Si je vous entends, on va droit vers une bulle avec ces crypto-monnaies...

S.B. : C’est une certitude. Les montants investis sur des ICO depuis le début de l’année sont déments. Ces montants sont souvent hors de propos par rapport aux projets d’entreprises. On est dans la même configuration qu’au début des années 2000 et de la bulle Internet. Ma conviction, c’est que cette bulle va éclater et va assainir la situation. On pourra alors repartir sur des bases saines.

Vous dites que les crypto-monnaies et les ICO sont un formidable outil, mais pas mâture, et surtout hyper-risqué pour les investisseurs. On en est là aujourd’hui ?
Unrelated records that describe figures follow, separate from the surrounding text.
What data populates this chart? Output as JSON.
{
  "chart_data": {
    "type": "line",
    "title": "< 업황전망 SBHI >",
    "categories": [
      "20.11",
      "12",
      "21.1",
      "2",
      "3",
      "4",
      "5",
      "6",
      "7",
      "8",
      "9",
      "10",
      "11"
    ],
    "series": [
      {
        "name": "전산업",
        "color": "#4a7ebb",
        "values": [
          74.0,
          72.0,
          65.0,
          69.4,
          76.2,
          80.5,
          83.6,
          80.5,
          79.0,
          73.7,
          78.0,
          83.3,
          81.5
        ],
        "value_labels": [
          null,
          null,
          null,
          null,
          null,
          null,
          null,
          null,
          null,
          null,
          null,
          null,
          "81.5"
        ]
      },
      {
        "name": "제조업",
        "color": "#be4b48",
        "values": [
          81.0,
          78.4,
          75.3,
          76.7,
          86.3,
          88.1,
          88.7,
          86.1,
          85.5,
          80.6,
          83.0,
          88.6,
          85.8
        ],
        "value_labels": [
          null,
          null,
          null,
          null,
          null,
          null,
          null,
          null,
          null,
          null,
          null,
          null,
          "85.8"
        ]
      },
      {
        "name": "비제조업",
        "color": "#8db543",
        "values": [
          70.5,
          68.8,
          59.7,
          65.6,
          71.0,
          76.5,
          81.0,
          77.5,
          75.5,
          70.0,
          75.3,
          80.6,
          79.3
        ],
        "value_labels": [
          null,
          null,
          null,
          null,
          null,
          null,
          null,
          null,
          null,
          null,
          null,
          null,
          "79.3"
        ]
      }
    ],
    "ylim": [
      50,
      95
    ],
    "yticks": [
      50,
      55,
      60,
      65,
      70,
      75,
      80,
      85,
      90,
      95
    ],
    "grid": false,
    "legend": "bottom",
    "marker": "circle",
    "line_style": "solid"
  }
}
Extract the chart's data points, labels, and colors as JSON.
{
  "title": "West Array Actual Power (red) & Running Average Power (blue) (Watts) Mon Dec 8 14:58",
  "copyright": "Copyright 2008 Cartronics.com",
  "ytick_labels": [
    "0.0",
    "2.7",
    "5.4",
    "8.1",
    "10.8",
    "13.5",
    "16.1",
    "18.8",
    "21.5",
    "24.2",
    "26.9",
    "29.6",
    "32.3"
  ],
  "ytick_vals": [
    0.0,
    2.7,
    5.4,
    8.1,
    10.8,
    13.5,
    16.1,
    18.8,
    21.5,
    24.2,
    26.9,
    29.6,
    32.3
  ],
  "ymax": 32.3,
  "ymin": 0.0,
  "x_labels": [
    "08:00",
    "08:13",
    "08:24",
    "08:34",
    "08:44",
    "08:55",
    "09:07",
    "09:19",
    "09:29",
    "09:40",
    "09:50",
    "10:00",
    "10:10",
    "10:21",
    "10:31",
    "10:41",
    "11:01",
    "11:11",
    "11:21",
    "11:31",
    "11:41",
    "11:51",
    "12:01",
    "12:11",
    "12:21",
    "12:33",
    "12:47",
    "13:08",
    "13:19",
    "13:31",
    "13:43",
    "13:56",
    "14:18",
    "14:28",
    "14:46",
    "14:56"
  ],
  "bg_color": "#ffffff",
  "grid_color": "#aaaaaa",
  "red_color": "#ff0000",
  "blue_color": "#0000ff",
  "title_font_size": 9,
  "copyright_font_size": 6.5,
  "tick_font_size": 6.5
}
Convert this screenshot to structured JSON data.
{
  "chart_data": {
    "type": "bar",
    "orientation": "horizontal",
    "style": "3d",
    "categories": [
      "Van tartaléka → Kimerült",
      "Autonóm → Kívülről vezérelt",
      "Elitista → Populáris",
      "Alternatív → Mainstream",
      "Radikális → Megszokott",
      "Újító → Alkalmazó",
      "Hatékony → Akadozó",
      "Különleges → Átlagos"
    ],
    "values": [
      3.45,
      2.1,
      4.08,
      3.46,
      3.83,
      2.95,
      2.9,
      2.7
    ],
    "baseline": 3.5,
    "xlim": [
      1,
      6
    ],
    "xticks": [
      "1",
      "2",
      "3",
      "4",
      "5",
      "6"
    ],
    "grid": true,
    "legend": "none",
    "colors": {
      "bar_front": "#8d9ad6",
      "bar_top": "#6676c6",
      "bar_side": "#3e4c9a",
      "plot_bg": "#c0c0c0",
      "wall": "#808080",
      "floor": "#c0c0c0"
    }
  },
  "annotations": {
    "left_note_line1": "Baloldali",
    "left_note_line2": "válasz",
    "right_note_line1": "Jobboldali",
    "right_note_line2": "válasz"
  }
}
Sur l’aspect financier oui. Mais ce sont aussi des technologies très peu mâtures, toujours en mutation. Cela peut devenir difficile d’investir sur ce genre de technologie car on peut se demander si ce modèle sera encore valable dans deux ou trois ans. Donc, un projet d’entreprise autour de la blockchain doit aussi être abordé sur la durée. Comme tout investissement finalement.